Sur ces bases, 26 canaux de moulins auraient été considérés comme cours d’eau. Les propriétaires ont la faculté de faire part de leurs observations et de leur opposition motivée à l’aide d’une fiche établie par la DDT.
A notre question sur l’information des propriétaires concernés il a été répondu que la carte définitive serait publiée sur le site régional www.mipygeo.fr et sur le site de la préfecture www.lot.gouv.fr .
A charge pour les associations ou fédérations d’informer les propriétaires concernés. Nous nous sommes insurgés contre cette charge qui incomberait aux bénévoles de nos associations, l’Etat préférant se désengager de toute obligation d’information.
Nous vous laissons juges de la simplicité d’accessibilité aux informations en visitant les deux sites nommés (peu ou prou d’information, sinon une belle carte des cours d’eau du département telle qu’on en avait dans nos anciennes écoles…)
Nous avons également insisté sur l’atteinte grave à la propriété privée que constituera le classement en cours d’eau du canal d’un moulin. A quoi il nous a été répondu:
– qu’il s’agissait de déterminer les milieux sur lesquels s’exercerait la police de l’eau
– que rien ne permet d’affirmer que cette cartographie ne sera pas utilisée plus tard à d’autres fins
– que l’arrêté préfectoral de classement serait attaquable devant le tribunal administratif

Selon les autorités:
– Le projet de carte modifié à la suite des expertises de terrain devrait être envoyé par internet aux membres du comité.
– La carte sera révisable périodiquement. Si des anomalie sont identifiées, elle seront corrigées à l’occasion de la révision périodique, au cas par cas.
– La commission chargée d’examiner les demandes de révision sera réunie une à deux fois par an.

3 – LA CARTOGRAPHIE DANS LE DÉPARTEMENT DU TARN-ET-GARONNE

Les informations de la préfecture sont données sur le lien ICI . La préfecture y produit un guide d’identification des cours d’eau, disponible ICI (DREAL 21/09/2015).
Les données sont aujourd’hui disponibles sur une carte interactive intégrant le travail d’identification des cours d’eau selon une nomenclature visant trois statuts des émissaires:
– canal
– cours d’eau
– à déterminer
visualiser cette carte
La DDT indique que « le travail d’identification reste incomplet« , et que « la levée de l’indétermination des émissaires en Tarn-et-Garonne se fait au cas par cas« .

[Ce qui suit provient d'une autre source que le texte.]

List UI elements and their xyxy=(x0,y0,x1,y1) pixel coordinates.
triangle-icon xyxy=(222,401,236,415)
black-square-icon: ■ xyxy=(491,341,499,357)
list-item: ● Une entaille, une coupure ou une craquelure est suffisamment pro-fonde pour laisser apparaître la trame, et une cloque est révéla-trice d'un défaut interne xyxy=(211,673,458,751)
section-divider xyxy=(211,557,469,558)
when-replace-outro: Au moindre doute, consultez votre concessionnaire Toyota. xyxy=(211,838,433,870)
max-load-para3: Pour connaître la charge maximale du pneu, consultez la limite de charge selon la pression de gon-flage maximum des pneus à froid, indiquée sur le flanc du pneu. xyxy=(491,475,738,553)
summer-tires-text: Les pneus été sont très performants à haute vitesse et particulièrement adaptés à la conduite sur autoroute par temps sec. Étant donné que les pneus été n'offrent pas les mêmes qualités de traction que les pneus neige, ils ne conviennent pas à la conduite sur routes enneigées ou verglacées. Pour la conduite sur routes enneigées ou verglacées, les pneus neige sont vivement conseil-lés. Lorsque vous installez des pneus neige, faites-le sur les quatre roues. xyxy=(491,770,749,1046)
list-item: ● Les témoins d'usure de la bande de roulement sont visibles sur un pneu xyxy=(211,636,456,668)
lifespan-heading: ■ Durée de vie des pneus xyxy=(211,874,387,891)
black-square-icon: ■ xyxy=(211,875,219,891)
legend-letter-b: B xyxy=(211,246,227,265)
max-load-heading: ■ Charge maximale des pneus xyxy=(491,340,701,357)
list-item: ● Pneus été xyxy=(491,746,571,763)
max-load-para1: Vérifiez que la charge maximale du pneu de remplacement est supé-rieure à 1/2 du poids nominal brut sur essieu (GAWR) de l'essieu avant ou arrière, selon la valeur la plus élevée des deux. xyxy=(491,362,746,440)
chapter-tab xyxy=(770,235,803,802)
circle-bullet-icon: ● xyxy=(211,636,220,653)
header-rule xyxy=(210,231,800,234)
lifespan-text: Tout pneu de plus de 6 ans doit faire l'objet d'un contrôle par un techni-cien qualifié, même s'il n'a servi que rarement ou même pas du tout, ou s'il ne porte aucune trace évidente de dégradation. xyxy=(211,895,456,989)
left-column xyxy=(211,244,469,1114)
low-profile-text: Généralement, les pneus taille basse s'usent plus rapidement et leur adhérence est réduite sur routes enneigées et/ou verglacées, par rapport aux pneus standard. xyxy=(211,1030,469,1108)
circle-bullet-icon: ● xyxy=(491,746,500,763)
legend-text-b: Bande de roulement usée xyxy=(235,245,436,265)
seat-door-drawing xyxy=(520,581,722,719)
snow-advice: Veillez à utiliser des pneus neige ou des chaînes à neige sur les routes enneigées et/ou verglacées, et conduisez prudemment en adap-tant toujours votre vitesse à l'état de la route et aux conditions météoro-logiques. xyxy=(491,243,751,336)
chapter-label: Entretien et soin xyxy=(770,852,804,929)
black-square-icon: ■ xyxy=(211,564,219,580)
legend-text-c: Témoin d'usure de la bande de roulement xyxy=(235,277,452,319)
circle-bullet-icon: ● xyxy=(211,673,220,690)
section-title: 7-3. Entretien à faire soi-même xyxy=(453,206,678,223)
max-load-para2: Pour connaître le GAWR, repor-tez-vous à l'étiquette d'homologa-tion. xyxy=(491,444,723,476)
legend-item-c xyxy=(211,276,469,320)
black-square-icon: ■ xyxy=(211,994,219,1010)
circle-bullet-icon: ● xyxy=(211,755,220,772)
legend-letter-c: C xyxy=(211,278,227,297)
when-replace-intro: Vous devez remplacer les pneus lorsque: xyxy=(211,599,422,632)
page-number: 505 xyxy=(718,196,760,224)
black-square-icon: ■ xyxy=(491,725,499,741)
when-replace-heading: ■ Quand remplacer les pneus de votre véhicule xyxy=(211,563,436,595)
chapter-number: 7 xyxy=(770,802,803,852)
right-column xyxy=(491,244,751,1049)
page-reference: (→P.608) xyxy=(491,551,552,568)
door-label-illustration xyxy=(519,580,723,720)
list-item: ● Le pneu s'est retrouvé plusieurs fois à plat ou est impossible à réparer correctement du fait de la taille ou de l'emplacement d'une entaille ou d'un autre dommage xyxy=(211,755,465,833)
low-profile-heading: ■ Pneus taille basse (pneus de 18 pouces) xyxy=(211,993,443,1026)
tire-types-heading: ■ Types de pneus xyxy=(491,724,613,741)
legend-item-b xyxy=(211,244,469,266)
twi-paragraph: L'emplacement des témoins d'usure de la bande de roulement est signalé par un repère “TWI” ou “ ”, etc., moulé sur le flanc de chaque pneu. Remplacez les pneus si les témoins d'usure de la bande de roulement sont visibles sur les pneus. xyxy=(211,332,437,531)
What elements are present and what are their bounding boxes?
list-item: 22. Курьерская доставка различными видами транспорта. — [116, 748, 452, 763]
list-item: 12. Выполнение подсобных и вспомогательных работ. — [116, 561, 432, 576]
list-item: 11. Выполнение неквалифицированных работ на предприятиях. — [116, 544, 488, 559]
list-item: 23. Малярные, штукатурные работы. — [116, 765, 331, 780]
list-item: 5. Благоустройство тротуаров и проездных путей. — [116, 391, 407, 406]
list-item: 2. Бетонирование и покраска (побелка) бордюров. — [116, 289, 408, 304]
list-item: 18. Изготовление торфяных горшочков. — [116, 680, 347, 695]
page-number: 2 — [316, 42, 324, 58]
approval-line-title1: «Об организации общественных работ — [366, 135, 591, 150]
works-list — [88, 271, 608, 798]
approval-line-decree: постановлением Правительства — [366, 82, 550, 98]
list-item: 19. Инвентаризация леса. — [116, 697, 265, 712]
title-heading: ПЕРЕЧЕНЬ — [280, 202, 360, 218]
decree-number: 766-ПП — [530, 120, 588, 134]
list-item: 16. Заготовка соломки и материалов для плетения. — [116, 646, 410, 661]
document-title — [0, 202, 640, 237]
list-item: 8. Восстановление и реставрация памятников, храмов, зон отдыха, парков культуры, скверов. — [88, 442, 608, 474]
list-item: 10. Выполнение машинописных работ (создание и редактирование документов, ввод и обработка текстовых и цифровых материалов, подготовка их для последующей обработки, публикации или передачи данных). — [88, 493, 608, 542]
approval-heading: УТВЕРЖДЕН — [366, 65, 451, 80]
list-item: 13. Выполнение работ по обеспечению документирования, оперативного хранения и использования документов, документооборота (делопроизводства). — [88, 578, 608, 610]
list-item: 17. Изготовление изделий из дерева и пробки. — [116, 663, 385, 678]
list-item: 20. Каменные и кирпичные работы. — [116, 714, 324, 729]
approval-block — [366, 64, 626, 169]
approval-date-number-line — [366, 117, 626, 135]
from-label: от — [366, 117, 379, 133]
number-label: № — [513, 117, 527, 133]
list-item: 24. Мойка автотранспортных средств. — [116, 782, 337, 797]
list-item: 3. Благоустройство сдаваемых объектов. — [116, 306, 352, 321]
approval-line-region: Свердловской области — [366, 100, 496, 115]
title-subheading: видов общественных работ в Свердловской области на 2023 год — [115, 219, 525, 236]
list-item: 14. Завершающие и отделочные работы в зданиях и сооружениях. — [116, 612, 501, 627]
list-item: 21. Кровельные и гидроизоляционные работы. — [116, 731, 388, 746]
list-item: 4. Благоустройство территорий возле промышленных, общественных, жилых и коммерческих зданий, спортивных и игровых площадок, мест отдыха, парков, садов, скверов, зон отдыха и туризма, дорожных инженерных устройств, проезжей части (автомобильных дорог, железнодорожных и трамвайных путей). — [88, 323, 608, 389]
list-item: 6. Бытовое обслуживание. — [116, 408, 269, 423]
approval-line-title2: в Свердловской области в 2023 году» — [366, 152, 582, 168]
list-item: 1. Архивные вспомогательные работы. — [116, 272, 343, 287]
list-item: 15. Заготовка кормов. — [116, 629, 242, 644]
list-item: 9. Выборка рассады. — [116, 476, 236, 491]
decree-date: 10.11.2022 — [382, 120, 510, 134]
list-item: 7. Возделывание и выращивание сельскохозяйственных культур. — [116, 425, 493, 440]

Nous recommandons à tout propriétaire d’un moulin à eau à vérifier l’identification de leurs canaux, sur cette carte (par filtres de recherche) soit directement auprès de la DDT82 au 05 63 22 25 40 ou ddt-seb@tarn-et-garonne.gouv.fr .
Un propriétaire peut toujours contester une identification et demander une modification du classement.